Where property values increase for reasons that may undermine the ability of a property to provide its long-term owners with the communal goods that come from owning a home in a particular neighborhood, an approach that narrowly focuses on land values will predictably fail to grasp the complexity of the situation. 

Besides gentrification's obvious impact on low-income renters (e.g., the fear of being pushed out of their homes, which as referenced in NY Times story above), its controversial status derives in part from the fact that increased property values are typically accompanied by changes in neighborhood character (for better and for worse), by higher costs of living for longtime community residents (including homeowners, many of whom have low incomes), and by the fact that these higher costs may or may not be offset by improvements in the original residents’ perceived quality of life.  Many of these changes hit homeowners and renters alike, and the fact that owners (like renters) value at least some of the prior neighborhood traits for their own sake makes their relationship with land values far more complicated than the Demsetzian theory allows.
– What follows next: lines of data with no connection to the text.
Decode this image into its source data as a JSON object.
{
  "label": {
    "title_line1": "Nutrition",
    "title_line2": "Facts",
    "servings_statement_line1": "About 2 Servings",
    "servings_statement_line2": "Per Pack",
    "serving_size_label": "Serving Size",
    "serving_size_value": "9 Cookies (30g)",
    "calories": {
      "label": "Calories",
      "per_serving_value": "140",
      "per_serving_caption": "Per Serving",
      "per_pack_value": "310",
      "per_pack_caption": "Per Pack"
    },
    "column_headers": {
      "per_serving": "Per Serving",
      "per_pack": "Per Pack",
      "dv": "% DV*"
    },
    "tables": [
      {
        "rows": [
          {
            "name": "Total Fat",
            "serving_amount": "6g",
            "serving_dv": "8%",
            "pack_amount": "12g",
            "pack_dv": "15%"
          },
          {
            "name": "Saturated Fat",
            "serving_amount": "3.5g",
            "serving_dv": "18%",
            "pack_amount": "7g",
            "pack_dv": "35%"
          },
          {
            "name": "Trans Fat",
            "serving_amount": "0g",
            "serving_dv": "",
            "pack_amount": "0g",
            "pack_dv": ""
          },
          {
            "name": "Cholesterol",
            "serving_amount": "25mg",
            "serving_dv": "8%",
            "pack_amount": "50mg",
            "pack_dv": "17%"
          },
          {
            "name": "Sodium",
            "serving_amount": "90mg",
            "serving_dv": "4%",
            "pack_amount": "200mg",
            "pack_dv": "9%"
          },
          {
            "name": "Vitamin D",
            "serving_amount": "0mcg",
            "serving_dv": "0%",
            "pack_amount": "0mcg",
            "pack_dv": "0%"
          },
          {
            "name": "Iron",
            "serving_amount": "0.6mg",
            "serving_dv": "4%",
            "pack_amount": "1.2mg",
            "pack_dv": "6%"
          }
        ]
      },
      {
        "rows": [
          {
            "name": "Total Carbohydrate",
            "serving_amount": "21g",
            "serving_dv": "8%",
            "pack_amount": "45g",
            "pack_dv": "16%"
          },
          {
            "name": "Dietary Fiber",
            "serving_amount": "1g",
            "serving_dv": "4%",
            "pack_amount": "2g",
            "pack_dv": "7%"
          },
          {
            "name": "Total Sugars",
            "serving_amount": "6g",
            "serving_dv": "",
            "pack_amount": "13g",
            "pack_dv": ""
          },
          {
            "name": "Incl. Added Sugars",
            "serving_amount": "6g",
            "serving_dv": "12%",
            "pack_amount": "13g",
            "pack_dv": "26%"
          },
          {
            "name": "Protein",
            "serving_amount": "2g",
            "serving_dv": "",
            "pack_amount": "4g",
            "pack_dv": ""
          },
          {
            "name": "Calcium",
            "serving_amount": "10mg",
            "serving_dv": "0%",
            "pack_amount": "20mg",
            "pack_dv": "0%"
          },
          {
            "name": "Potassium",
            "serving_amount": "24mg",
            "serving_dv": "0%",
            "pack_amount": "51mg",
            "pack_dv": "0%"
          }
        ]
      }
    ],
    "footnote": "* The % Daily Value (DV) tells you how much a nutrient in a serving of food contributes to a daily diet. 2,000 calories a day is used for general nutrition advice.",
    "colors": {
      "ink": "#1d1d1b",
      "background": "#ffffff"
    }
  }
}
The New York Times article hits on several of these forces -- the cultural shift in the sorts of foods (and other products) being served and sold in local stores and restaurants.  These are the sorts of concrete dimensions of the day-to-day experience of a neighborhood that people aggregate under the rubric of neighborhood "character."  The Demsetzian theory, which predicts that owners will reflexively welcome (even seek out) increases in their land values, struggles to explain the ambivalence that many people, including owners, feel towards these sorts of shifts.   The elderly in particular are likely to value neighborhood stability over increases in the value of a home they may hope never to have to sell, and it is (I think) for this reason that the elderly are so prominently represented among holdouts in land assembly situations.

Numerous social scientists studying gentrifying neighborhoods have commented on the ambiguous significance of increasing property values in this particular context, even for homeowners.  Whatever the ultimate merits of gentrification in any given instance, the methodology of the narrow investment conception of landownership, focused as it is on the bottom line, completely misses the complexity of this story.  Instead, it reduces the analysis of neighborhood transformation into a simple tallying of property values before and after.